The evening was getting late and Kris is exhausted. My colleague has already done a lot. So an agreement is reached with those on duty. My colleague drives Kris home now, leaving his phone number with the staff. The hospital agrees that even if the Man decides to release me upon his arrival, they let me stay in my room until my colleague can drive me home at 7AM. Kris makes her goodbyes and off she goes to get some much needed sleep. I turn off the room light and roll over on my side to do the same. Oops. Maybe one more visit to the bathroom before I settle in. When I return to the room, the room light is blazing. Something is up.
In walks a doctor I have not yet seen. Maybe it was because I was back in bed when he walked in, but this guy is so tall that I think he would have gone far in pro basketball. He turns out to be the house doctor that night and the Man has telephoned in the orders for my release. “But my ride just left, I protest.” “No problem.
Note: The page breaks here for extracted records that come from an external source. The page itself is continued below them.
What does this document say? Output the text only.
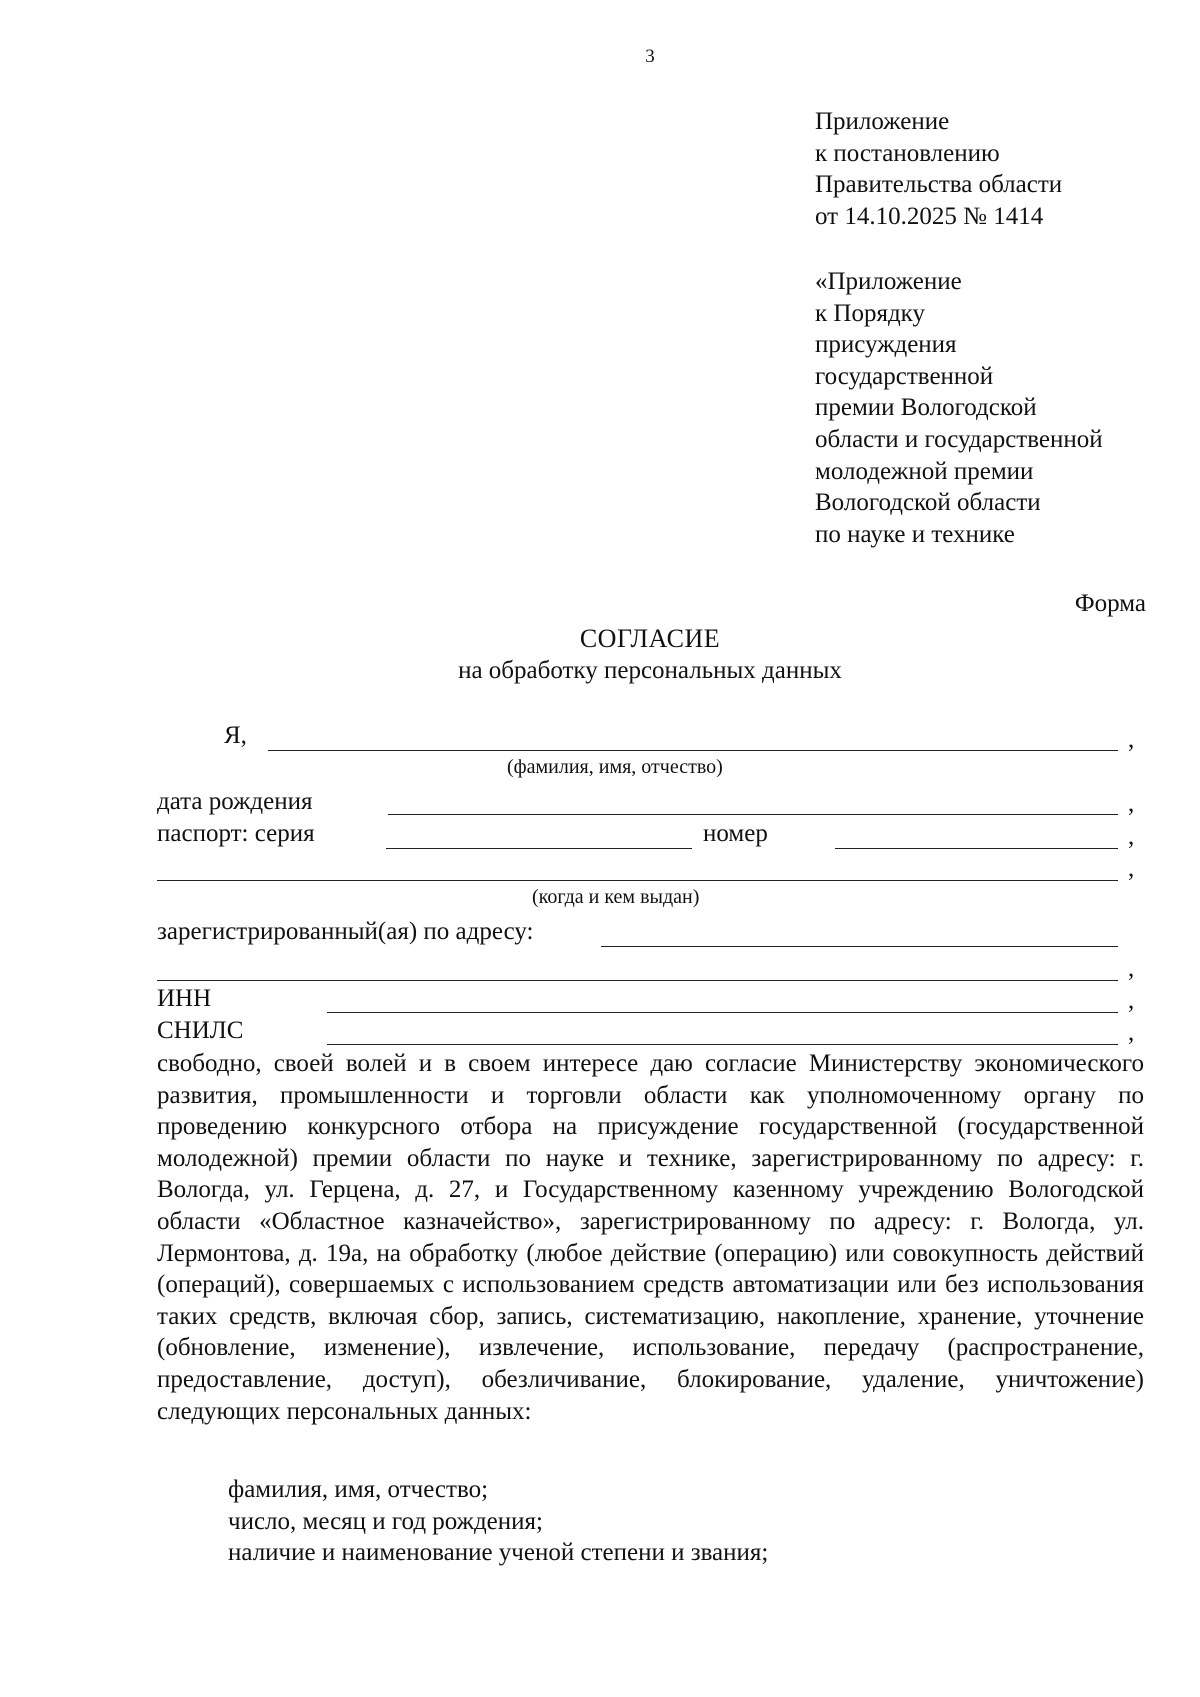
3
Приложение
к постановлению
Правительства области
от 14.10.2025 № 1414
«Приложение
к Порядку
присуждения
государственной
премии Вологодской
области и государственной
молодежной премии
Вологодской области
по науке и технике
Форма
СОГЛАСИЕ
на обработку персональных данных
Я,	,
(фамилия, имя, отчество)
дата рождения	,
паспорт: серия	номер	,
,
(когда и кем выдан)
зарегистрированный(ая) по адресу:
,
ИНН	,
СНИЛС	,
свободно, своей волей и в своем интересе даю согласие Министерству экономического развития, промышленности и торговли области как уполномоченному органу по проведению конкурсного отбора на присуждение государственной (государственной молодежной) премии области по науке и технике, зарегистрированному по адресу: г. Вологда, ул. Герцена, д. 27, и Государственному казенному учреждению Вологодской области «Областное казначейство», зарегистрированному по адресу: г. Вологда, ул. Лермонтова, д. 19а, на обработку (любое действие (операцию) или совокупность действий (операций), совершаемых с использованием средств автоматизации или без использования таких средств, включая сбор, запись, систематизацию, накопление, хранение, уточнение (обновление, изменение), извлечение, использование, передачу (распространение, предоставление, доступ), обезличивание, блокирование, удаление, уничтожение) следующих персональных данных:
фамилия, имя, отчество;
число, месяц и год рождения;
наличие и наименование ученой степени и звания;
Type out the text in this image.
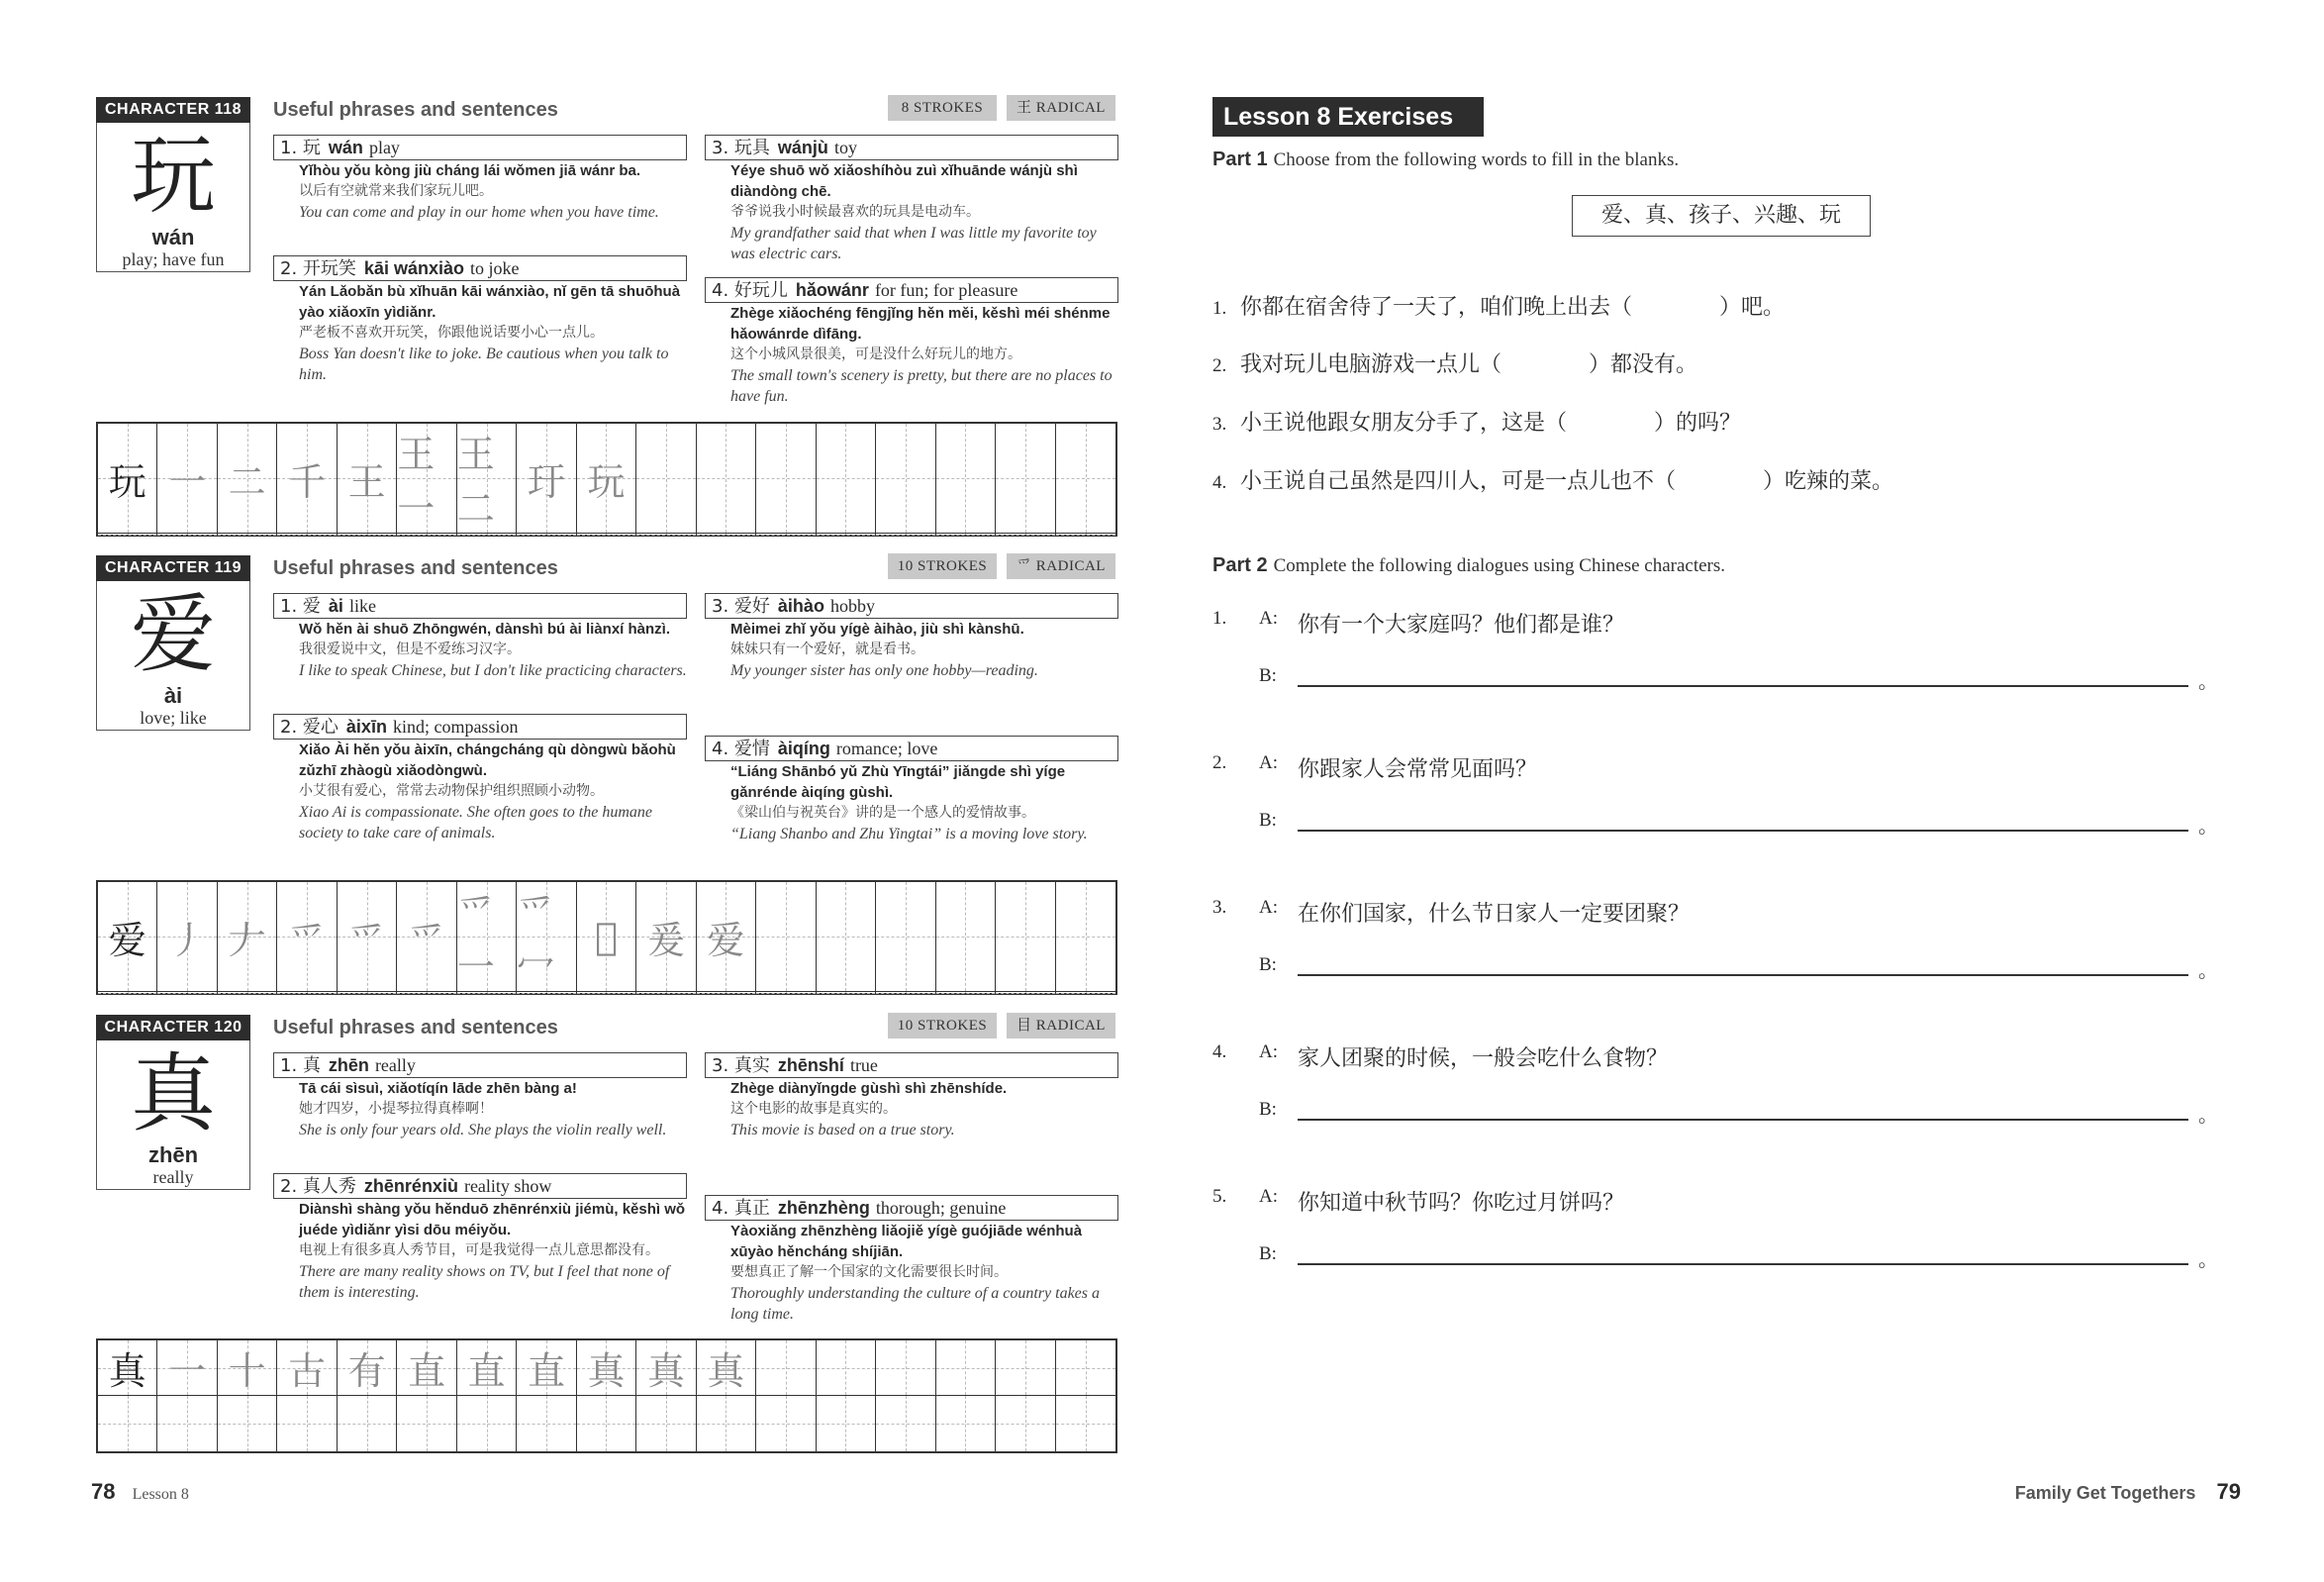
CHARACTER 118
玩
wán
play; have fun
Useful phrases and sentences	8 STROKES	王 RADICAL
1. 玩 wán play
Yǐhòu yǒu kòng jiù cháng lái wǒmen jiā wánr ba.
以后有空就常来我们家玩儿吧。
You can come and play in our home when you have time.
2. 开玩笑 kāi wánxiào to joke
Yán Lǎobǎn bù xǐhuān kāi wánxiào, nǐ gēn tā shuōhuà yào xiǎoxīn yìdiǎnr.
严老板不喜欢开玩笑，你跟他说话要小心一点儿。
Boss Yan doesn't like to joke. Be cautious when you talk to him.
3. 玩具 wánjù toy
Yéye shuō wǒ xiǎoshíhòu zuì xǐhuānde wánjù shì diàndòng chē.
爷爷说我小时候最喜欢的玩具是电动车。
My grandfather said that when I was little my favorite toy was electric cars.
4. 好玩儿 hǎowánr for fun; for pleasure
Zhège xiǎochéng fēngjǐng hěn měi, kěshì méi shénme hǎowánrde dìfāng.
这个小城风景很美，可是没什么好玩儿的地方。
The small town's scenery is pretty, but there are no places to have fun.
玩 一 二 千 王
王一
王二
玗 玩
CHARACTER 119
爱
ài
love; like
Useful phrases and sentences	10 STROKES	爫 RADICAL
1. 爱 ài like
Wǒ hěn ài shuō Zhōngwén, dànshì bú ài liànxí hànzì.
我很爱说中文，但是不爱练习汉字。
I like to speak Chinese, but I don't like practicing characters.
2. 爱心 àixīn kind; compassion
Xiǎo Ài hěn yǒu àixīn, chángcháng qù dòngwù bǎohù zǔzhī zhàogù xiǎodòngwù.
小艾很有爱心，常常去动物保护组织照顾小动物。
Xiao Ai is compassionate. She often goes to the humane society to take care of animals.
3. 爱好 àihào hobby
Mèimei zhǐ yǒu yígè àihào, jiù shì kànshū.
妹妹只有一个爱好，就是看书。
My younger sister has only one hobby—reading.
4. 爱情 àiqíng romance; love
“Liáng Shānbó yǔ Zhù Yīngtái” jiǎngde shì yíge gǎnrénde àiqíng gùshì.
《梁山伯与祝英台》讲的是一个感人的爱情故事。
“Liang Shanbo and Zhu Yingtai” is a moving love story.
爱 丿 𠂇 爫 爫 爫
爫一
爫冖
𭁨 爰 爱
CHARACTER 120
真
zhēn
really
Useful phrases and sentences	10 STROKES	目 RADICAL
1. 真 zhēn really
Tā cái sìsuì, xiǎotíqín lāde zhēn bàng a!
她才四岁，小提琴拉得真棒啊！
She is only four years old. She plays the violin really well.
2. 真人秀 zhēnrénxiù reality show
Diànshì shàng yǒu hěnduō zhēnrénxiù jiémù, kěshì wǒ juéde yìdiǎnr yìsi dōu méiyǒu.
电视上有很多真人秀节目，可是我觉得一点儿意思都没有。
There are many reality shows on TV, but I feel that none of them is interesting.
3. 真实 zhēnshí true
Zhège diànyǐngde gùshì shì zhēnshíde.
这个电影的故事是真实的。
This movie is based on a true story.
4. 真正 zhēnzhèng thorough; genuine
Yàoxiǎng zhēnzhèng liǎojiě yígè guójiāde wénhuà xūyào hěncháng shíjiān.
要想真正了解一个国家的文化需要很长时间。
Thoroughly understanding the culture of a country takes a long time.
真 一 十 古 有 直 直 直 真 真 真
78 Lesson 8
Lesson 8 Exercises
Part 1 Choose from the following words to fill in the blanks.
爱、真、孩子、兴趣、玩
1. 你都在宿舍待了一天了，咱们晚上出去（　　　　）吧。
2. 我对玩儿电脑游戏一点儿（　　　　）都没有。
3. 小王说他跟女朋友分手了，这是（　　　　）的吗？
4. 小王说自己虽然是四川人，可是一点儿也不（　　　　）吃辣的菜。
Part 2 Complete the following dialogues using Chinese characters.
1. A: 你有一个大家庭吗？他们都是谁？
B:	。
2. A: 你跟家人会常常见面吗？
B:	。
3. A: 在你们国家，什么节日家人一定要团聚？
B:	。
4. A: 家人团聚的时候，一般会吃什么食物？
B:	。
5. A: 你知道中秋节吗？你吃过月饼吗？
B:	。
Family Get Togethers 79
He has already been contacted by phone and will return for you at 10PM.” And so it was. My colleague was kind enough to make another round trip, spend another hour and a half of his time away from his family to ferry me home.
And the discharge was the right decision. They sent me home with antibiotics to finish the course of treatment, an anti-emetic, and some Tylenol. I got a relatively good night’s sleep and continued to get better today. I plan to take it easy for the next few days.
Bottom line. My narrative may sound a bit critical, but that is primarily due to my unfamiliarity of the practice of medicine in Sri Lanka. The hospital staff made all the right calls and restored me to health as expeditiously as any American hospital would have. Oh. And the estimated bill for two full days of professional medical treatment and lab work and a one night stay with all meals? About $200.
And, I’m fine, Mom. Really. Sorry for worrying you.
Tim
(Note added 1/26 after paying the bill: The final bill, inclusive of hospital stay, food, all doctor’s bills, all laboratory work, and the medicines that I was sent home with, was $134. And this was the total bill, not after any insurance payments. I had no prior agreement or arrangement with the hospital. To them, I was a total stranger off of the street.)